In National Bank of Canada v KNC Holdings Ltd., 2017 SKCA 57 [“ National Bank”], the debtor company was engaged in the exploration and development of oil and gas properties in Saskatchewan. The debtor subsequently defaulted on its loans, and the secured lender successfully applied for the appointment of a receiver and manager over the assets, undertakings, and property of the debtor. During the course of the Receiver’s administration of the debtor’s estate, it became aware that several builders’ liens had been registered against the debtor’s property. As the liens were determined to be valid, when the Receiver ultimately sold the debtor company’s assets, it held back an amount equal to the liens pending the determination of priority of those liens alongside the lender’s security.
The lien claimants relied on Cenex and several Queen’s Bench decisions that followed the approach in Cenex when interpreting section 22(2) of The Builders’ Lien Act. They argued that even though the lender’s security interest had been registered before the liens were registered, their liens took priority with respect to the production and extraction of minerals pursuant to section 22(2) of The Builders’ Lien Act.
Cenex had previously interpreted section 12 of The Mechanics’ Lien Act, RSS 1978, c M-7 (repealed), which would eventually become section 22 of The Builders’ Lien Act, as creating priorities between those liens and other security interests. The court in Cenex had previously determined that the equivalent of section 22(1) of The Builders’ Lien Act, created general liens subject to normal priority rules, but had also created an exception for liens related to the recovery of minerals under section 22(2). According to the court in Cenex, lienholders had priority over secured parties in relation to “all estates and interests in the mineral concerned” and those “estates and interests” included the equity of the secured parties in the ore. The lien claimants also relied on Boomer Transport Ltd. v Prevail Energy Canada Ltd., 2014 SKQB 368, 461 Sask R 184 [“Boomer”]. The court in Boomer had extended the Cenex exception by allowing the super priority not only against the debtor’s oil inventory and the proceeds from that inventory, but also the debtor’s oil leases and well assets.

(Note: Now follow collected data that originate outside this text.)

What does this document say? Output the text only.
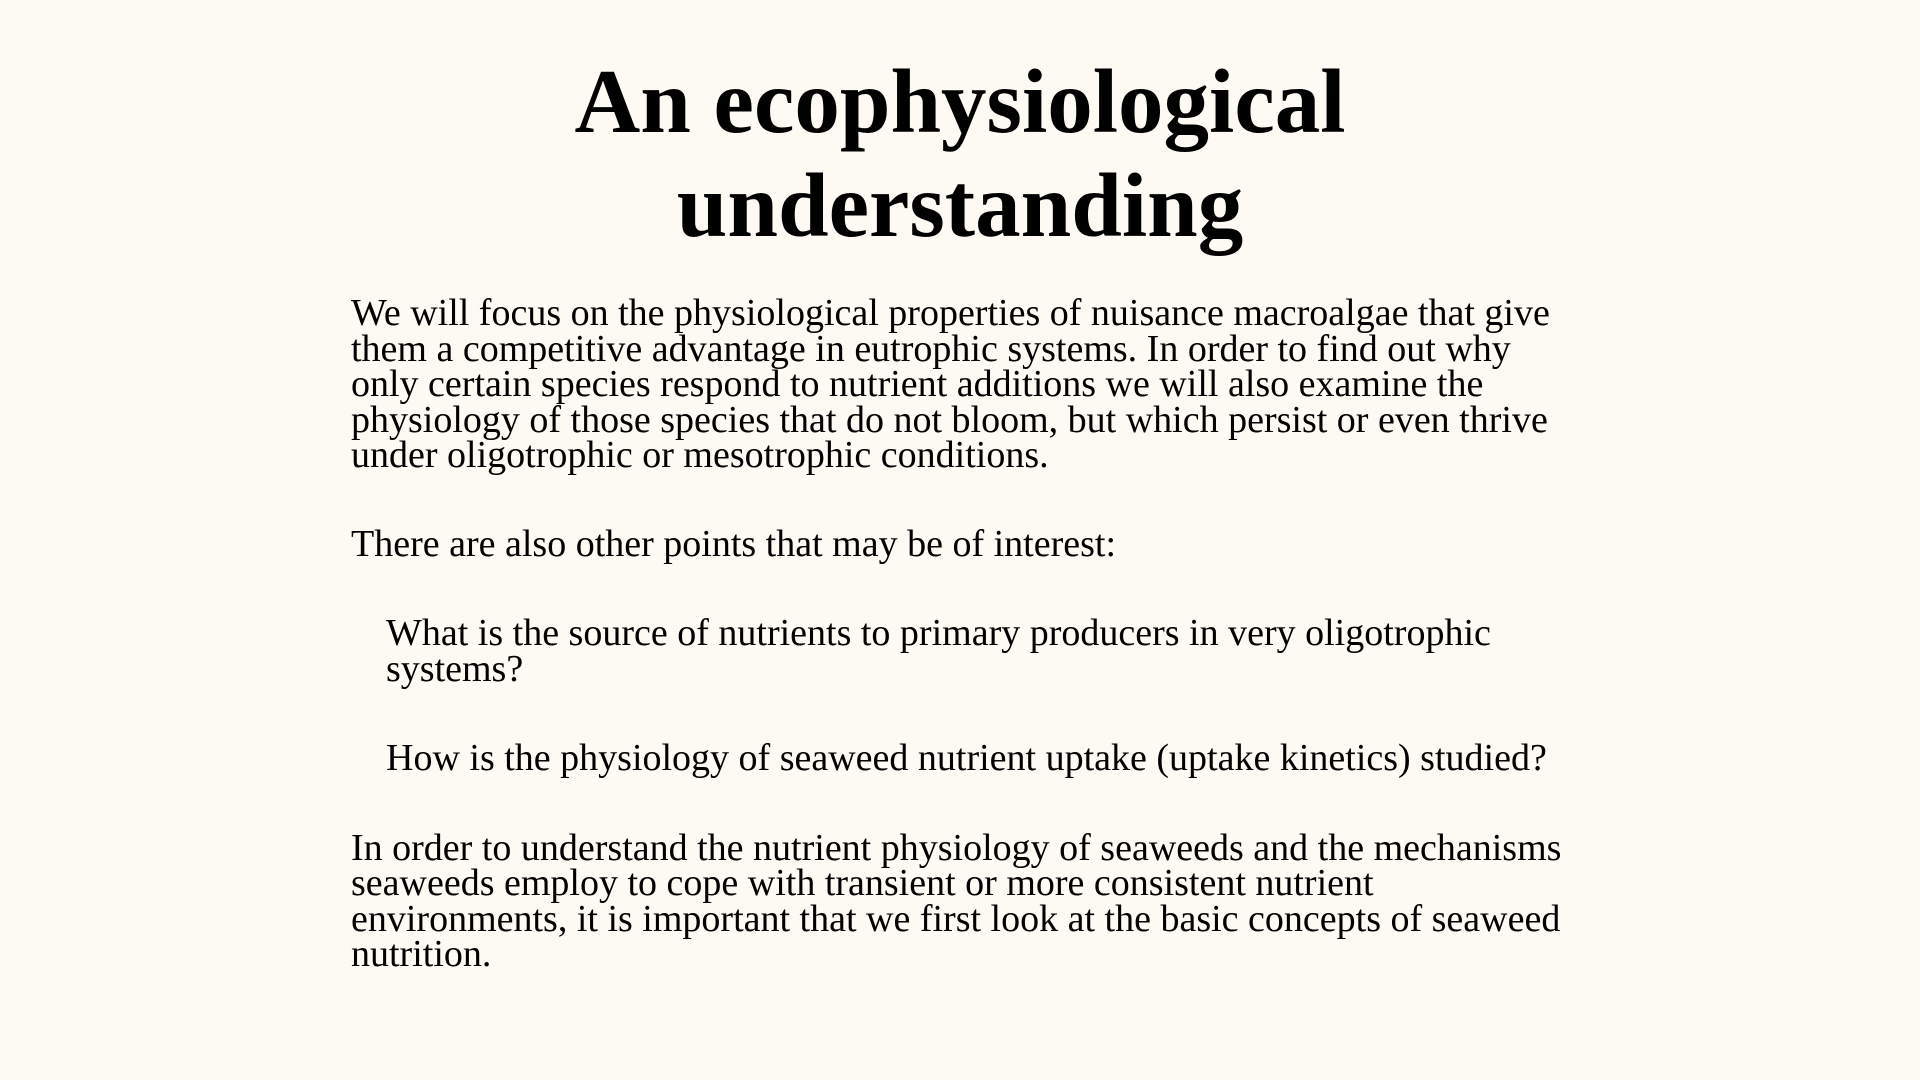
An ecophysiological
understanding

We will focus on the physiological properties of nuisance macroalgae that give
them a competitive advantage in eutrophic systems. In order to find out why
only certain species respond to nutrient additions we will also examine the
physiology of those species that do not bloom, but which persist or even thrive
under oligotrophic or mesotrophic conditions.

There are also other points that may be of interest:

What is the source of nutrients to primary producers in very oligotrophic
systems?

How is the physiology of seaweed nutrient uptake (uptake kinetics) studied?

In order to understand the nutrient physiology of seaweeds and the mechanisms
seaweeds employ to cope with transient or more consistent nutrient
environments, it is important that we first look at the basic concepts of seaweed
nutrition.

The Court of Appeal, however, sided with the secured lender and concluded that Cenex had been wrongly decided. The Court found that the phrase “all estates and interests in the mineral concerned” was not aimed at including the equity of other creditors, rather it was meant to ensure arrangements like farm-ins and joint ownerships would not frustrate the builders’ lien regime. The court held that section 22 of The Builders’ Lien Act clarified the scope and nature of the assets to which liens attach, but that it did not prescribe priorities. Instead, section 22 is subject to the same priority rules included under section 71 of The Builders Lien Act. Section 71 states that the liens arising from an improvement have priority over all mortgages, conveyances or other agreements registered after a claim of lien is registered. As a result, the priority of builders’ liens will be determined alongside other security interests based on the date of registration.
As builders’ liens have now lost their priority status, the order of registration for liens will be critical. Companies with unregistered builders’ lien regarding the extract of minerals will need to respond accordingly and quickly.